4) The way to end desire is to follow the Eightfold Path. (This path is a series of eight stages that leads to the end of desire.)
In his teachings, the Buddha learned many elements of the Hinduism of this time, including the teachings of Samsara and Karma. However, Buddha differed from Hinduism in some important aspects. For example the Buddha opposed the animal sacrifices. Hinduism made much use of animal sacrifices to various gods, because this was the way that the Hindu's thought they would reach Nirvana. Angered, Buddha told his followers not to kill any living creatures for any reason. He also questioned the Hindu idea of the soul. He denied that there was any personal, eternal soul. Instead Buddha compared the soul and body to a cart. He said that it was composed of different parts and only when they were together did they make a cart. So Buddha taught that an individual is composed of five elements called Skandhas, which were constantly in a state of change. The Skandhas were: form and matter, sensations, ideas, emotions, and consciousness. The Buddha said that by following the Eightfold Path that a person would forget his or her own false idea of self, and achieve Nirvana.
Because of the simplicity of the Buddha's teachings, its significance on personal action, and the Buddha's opposition to the caste system, he soon won himself many followers. Like other religious teachers, he usually used stories or parables to explain his beliefs.

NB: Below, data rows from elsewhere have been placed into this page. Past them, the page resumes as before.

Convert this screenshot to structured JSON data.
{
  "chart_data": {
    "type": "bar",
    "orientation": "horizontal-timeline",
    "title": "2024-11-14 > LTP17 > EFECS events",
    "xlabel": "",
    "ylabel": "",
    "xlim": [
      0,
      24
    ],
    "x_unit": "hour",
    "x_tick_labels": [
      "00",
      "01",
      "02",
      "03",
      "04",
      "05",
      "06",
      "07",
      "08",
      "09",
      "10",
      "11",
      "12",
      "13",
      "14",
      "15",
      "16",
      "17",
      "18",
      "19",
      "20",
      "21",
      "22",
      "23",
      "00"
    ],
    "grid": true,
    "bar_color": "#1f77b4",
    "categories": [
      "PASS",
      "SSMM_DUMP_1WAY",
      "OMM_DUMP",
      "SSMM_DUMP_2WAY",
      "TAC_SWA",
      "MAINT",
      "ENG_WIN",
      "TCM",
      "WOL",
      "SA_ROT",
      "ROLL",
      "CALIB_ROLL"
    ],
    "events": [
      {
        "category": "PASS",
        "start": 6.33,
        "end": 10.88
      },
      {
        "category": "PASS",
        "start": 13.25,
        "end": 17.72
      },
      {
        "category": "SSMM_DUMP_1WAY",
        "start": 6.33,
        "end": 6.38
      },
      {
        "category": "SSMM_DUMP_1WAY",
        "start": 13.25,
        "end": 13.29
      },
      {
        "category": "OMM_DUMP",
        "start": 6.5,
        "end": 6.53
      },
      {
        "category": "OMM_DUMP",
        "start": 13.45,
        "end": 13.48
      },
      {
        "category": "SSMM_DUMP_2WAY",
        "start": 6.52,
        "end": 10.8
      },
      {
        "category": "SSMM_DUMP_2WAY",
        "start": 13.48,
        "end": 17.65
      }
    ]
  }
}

Around the year 483 BC Buddha past away, at age eighty. He was fed a meal by a blacksmith, which caused him to become very ill. He died in the village of Kushinagara, under a grove of shala trees. Just before his death many people crowded around him and asked their final questions to him. His last words were: “Everything that has been created is subject to decay and death. Everything is transitory. Work out your own salvation with diligence.” Then after passing through several states of meditation, he died. Buddha had in motion a religious movement that would spread throughout the world and still remains a vital force 2500 years after his death.
Buddha was one of the greatest human beings, a man of great character, magnificent vision, warm compassion, and a profound thought. Not only did he establish a new religion, but his revolt against the Hindu religion influenced Hindu itself. But Buddha's teachings have not only influenced the Hindus, they have influenced the lives of millions of people for nearly 2500 years.